A small fire at the temporary home for the remains of thousands of World Trade Center victims was likely arson committed after a break-in on Saturday, authorities said.

The smoldering flames in a section of the facility's chapel on Manhattan's East Side were quickly extinguished.

Firefighters got a call at about 9 a.m. to respond to Memorial Park, a weatherproof tent on Manhattan's East Side where the city is storing the remains of 9/11 victims who have yet to be identified.

The fire damaged a wooden bench, while mementos — pictures, notes, flowers — honoring the dead disappeared.

"Anyone who would set fire to the inviolable Memorial Park chapel is craven and contemptible," Mayor Michael Bloomberg said in a statement.

Fire marshals and police were investigating.

Nazli Parvizi, the mayor's community affairs commissioner, sent 9/11 families an e-mail informing them of the incident. Sally Regenhard, whose son perished at the World Trade Center, forwarded the statement to The Associated Press.
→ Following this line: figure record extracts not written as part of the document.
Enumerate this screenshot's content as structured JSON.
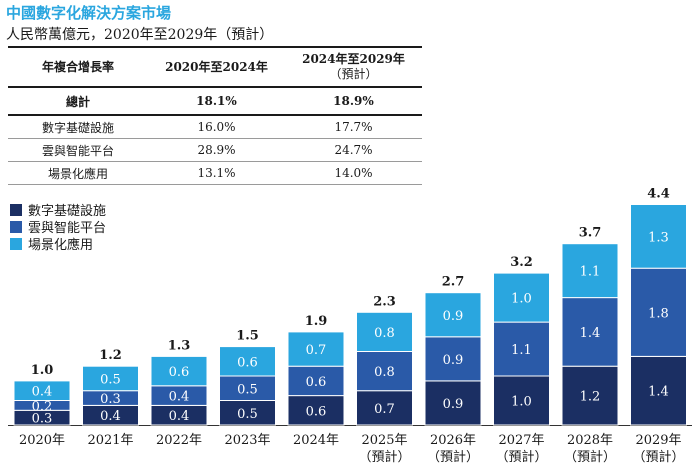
{
  "header": {
    "title": "中國數字化解決方案市場",
    "subtitle": "人民幣萬億元，2020年至2029年（預計）"
  },
  "cagr_table": {
    "headers": [
      "年複合增長率",
      "2020年至2024年",
      "2024年至2029年",
      "（預計）"
    ],
    "rows": [
      {
        "label": "總計",
        "v1": "18.1%",
        "v2": "18.9%"
      },
      {
        "label": "數字基礎設施",
        "v1": "16.0%",
        "v2": "17.7%"
      },
      {
        "label": "雲與智能平台",
        "v1": "28.9%",
        "v2": "24.7%"
      },
      {
        "label": "場景化應用",
        "v1": "13.1%",
        "v2": "14.0%"
      }
    ]
  },
  "chart_data": {
    "type": "bar",
    "stacked": true,
    "categories": [
      "2020年",
      "2021年",
      "2022年",
      "2023年",
      "2024年",
      "2025年",
      "2026年",
      "2027年",
      "2028年",
      "2029年"
    ],
    "category_notes": [
      "",
      "",
      "",
      "",
      "",
      "（預計）",
      "（預計）",
      "（預計）",
      "（預計）",
      "（預計）"
    ],
    "series": [
      {
        "name": "數字基礎設施",
        "color": "#1b2f63",
        "values": [
          0.3,
          0.4,
          0.4,
          0.5,
          0.6,
          0.7,
          0.9,
          1.0,
          1.2,
          1.4
        ],
        "labels": [
          "0.3",
          "0.4",
          "0.4",
          "0.5",
          "0.6",
          "0.7",
          "0.9",
          "1.0",
          "1.2",
          "1.4"
        ]
      },
      {
        "name": "雲與智能平台",
        "color": "#2a5aa8",
        "values": [
          0.2,
          0.3,
          0.4,
          0.5,
          0.6,
          0.8,
          0.9,
          1.1,
          1.4,
          1.8
        ],
        "labels": [
          "0.2",
          "0.3",
          "0.4",
          "0.5",
          "0.6",
          "0.8",
          "0.9",
          "1.1",
          "1.4",
          "1.8"
        ]
      },
      {
        "name": "場景化應用",
        "color": "#2aa6df",
        "values": [
          0.4,
          0.5,
          0.6,
          0.6,
          0.7,
          0.8,
          0.9,
          1.0,
          1.1,
          1.3
        ],
        "labels": [
          "0.4",
          "0.5",
          "0.6",
          "0.6",
          "0.7",
          "0.8",
          "0.9",
          "1.0",
          "1.1",
          "1.3"
        ]
      }
    ],
    "totals": [
      1.0,
      1.2,
      1.3,
      1.5,
      1.9,
      2.3,
      2.7,
      3.2,
      3.7,
      4.4
    ],
    "total_labels": [
      "1.0",
      "1.2",
      "1.3",
      "1.5",
      "1.9",
      "2.3",
      "2.7",
      "3.2",
      "3.7",
      "4.4"
    ],
    "ylim": [
      0,
      4.4
    ],
    "legend": "top-left",
    "grid": false
  }
}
Parvizi told the families that about an hour before the fire started, a break-in was discovered in the chapel. Memorial Park is near the city medical examiner's office, which created special photo IDs to be used by families to enter the site.

Authorities were unsure whether the mementos had been stolen or burned, "but little remains inside the chapel," said Parvizi, adding that the structure showed some smoke damage.